From what I read potassium metabisulfite is not good for beer. You would be better off trying a no rinse sanitizer like Star San, I have read that it is great, and I just ordered some for myself.

Wup
 
Okay, thanks. If there's any risk to the beer, I won't try it. Don't want to ruin a whole batch because of my laziness... ;)
 
I've been using One step for both. I used One step for wines, and when I started making beer a couple of months ago, I just used it since that's what I had and I was familiar with it. Everything has been working great so far.

Lorena
 
Thanks, lorenae. I think I might try that. Do you use it to sanitize everything or just the bottles? What contact time do you use?
 
I use it to sanitize everything- the fermenters, carboy, airlock, spoon, siphon/racking tubing, bottling stuff, caps, etc. It's easier for me, since I made wine first and was very comfortable with one-step. I buy it in bulk, and it's not too expensive that way.

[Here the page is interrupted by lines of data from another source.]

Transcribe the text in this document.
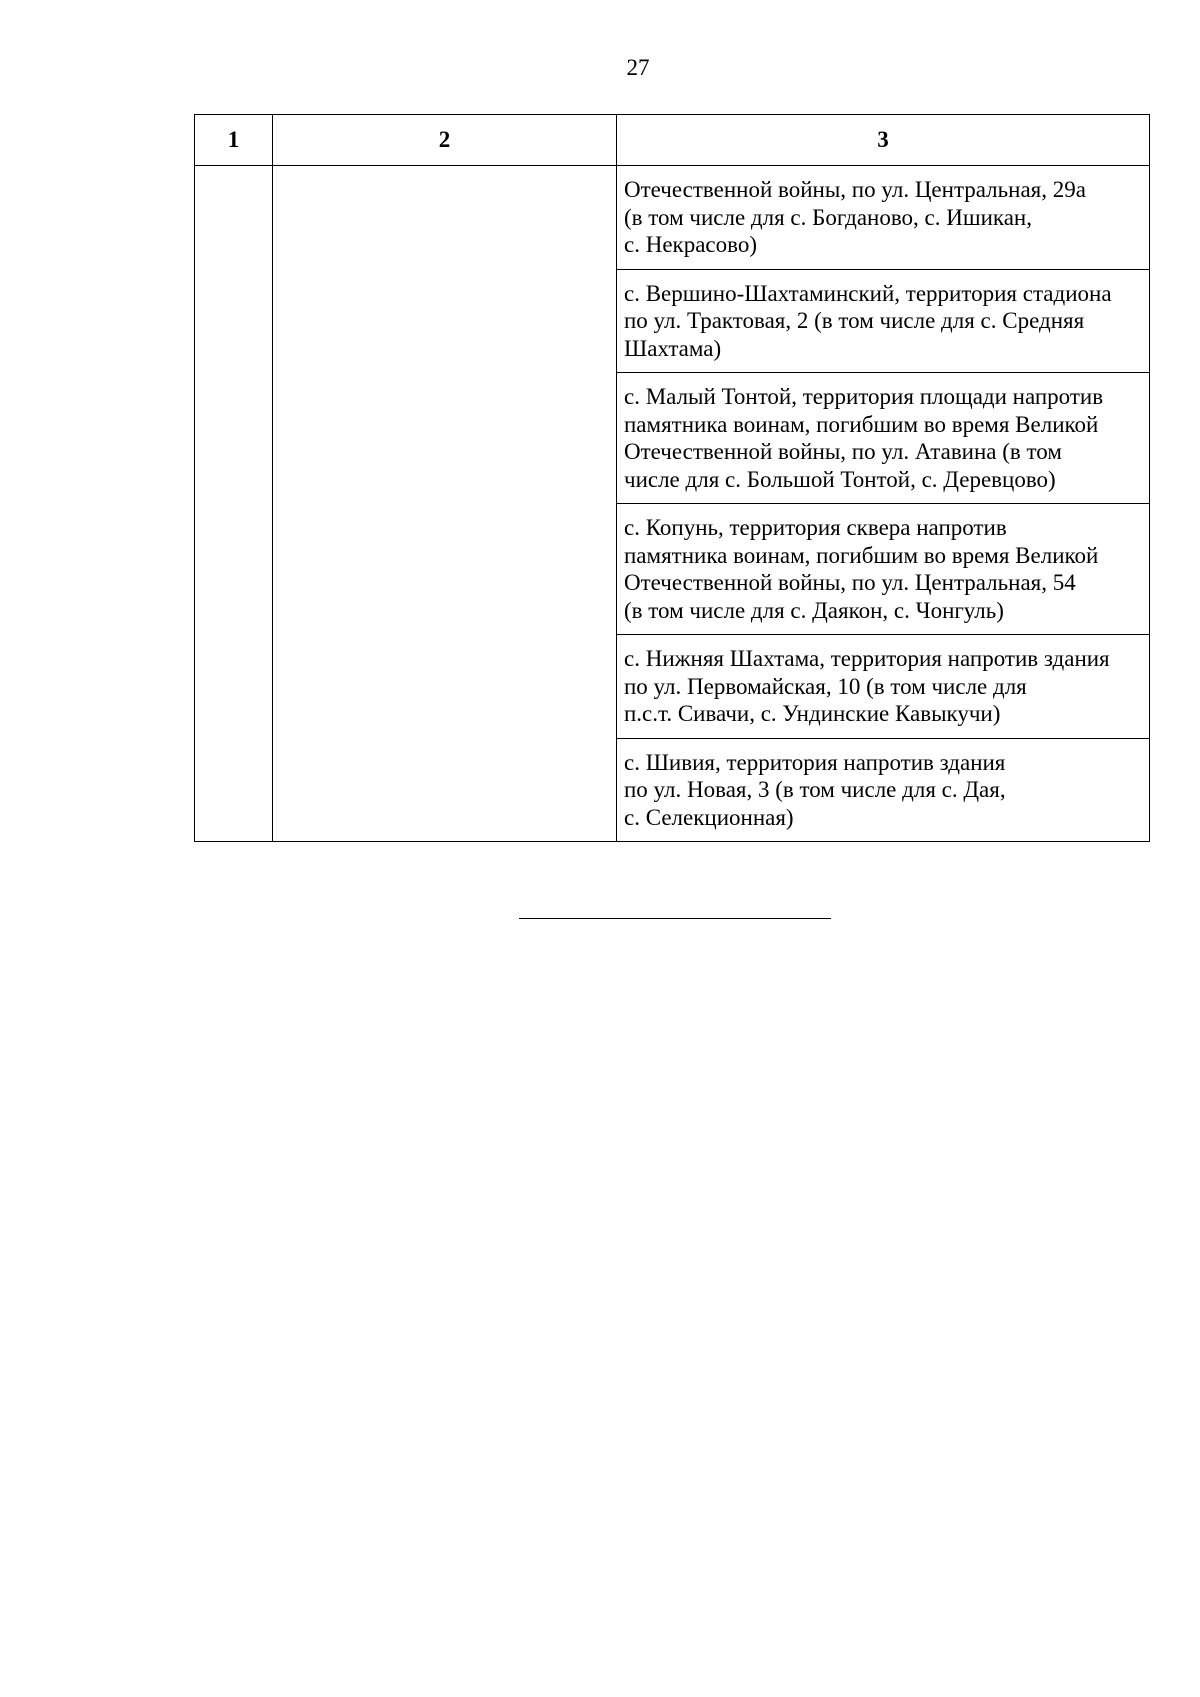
27
1	2	3

		Отечественной войны, по ул. Центральная, 29а
(в том числе для с. Богданово, с. Ишикан,
с. Некрасово)

		с. Вершино-Шахтаминский, территория стадиона
по ул. Трактовая, 2 (в том числе для с. Средняя
Шахтама)

		с. Малый Тонтой, территория площади напротив
памятника воинам, погибшим во время Великой
Отечественной войны, по ул. Атавина (в том
числе для с. Большой Тонтой, с. Деревцово)

		с. Копунь, территория сквера напротив
памятника воинам, погибшим во время Великой
Отечественной войны, по ул. Центральная, 54
(в том числе для с. Даякон, с. Чонгуль)

		с. Нижняя Шахтама, территория напротив здания
по ул. Первомайская, 10 (в том числе для
п.с.т. Сивачи, с. Ундинские Кавыкучи)

		с. Шивия, территория напротив здания
по ул. Новая, 3 (в том числе для с. Дая,
с. Селекционная)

I'm going to put some in a spray bottle to make it easier to coat the surfaces (that's an idea from this board). I don't time the contact time- it's pretty long because I clean and then sanitize the bucket and then put all the stuff in that while I get other things ready. When I do the bottles, I clean the kitchen sink then pour the sanitizer from my bottling bucket into the sink and then put my bottles in there. I fill the bottles, by standing them up in the sink and pouring sanitizer into them. The sink still has sanitizer in it while I do this, and then after they sit a while (while I rack and/or boil my priming sugar) then I take them out and let them dry and do a few more. I do about 10 or 12 at a time. I line them up on the kitchen island, then open the dishwasher and fill 10 or 15 bottles at a time on the dishwasher door. That contains the drips.

I'm sure you'll hear of many other ways to do this- some more efficient and cheaper. But this works for me.

Lorena
 
Bleach isn't bad - just probably more of a pain. It's possible if you're not careful to have a bleachy tasting brew. All my old books say to use bleach, so a lot of people have done it for a long time.

The newer products that are out aren't much more expensive than bleach and do a great job - plus, you don't have to rinse when you're done.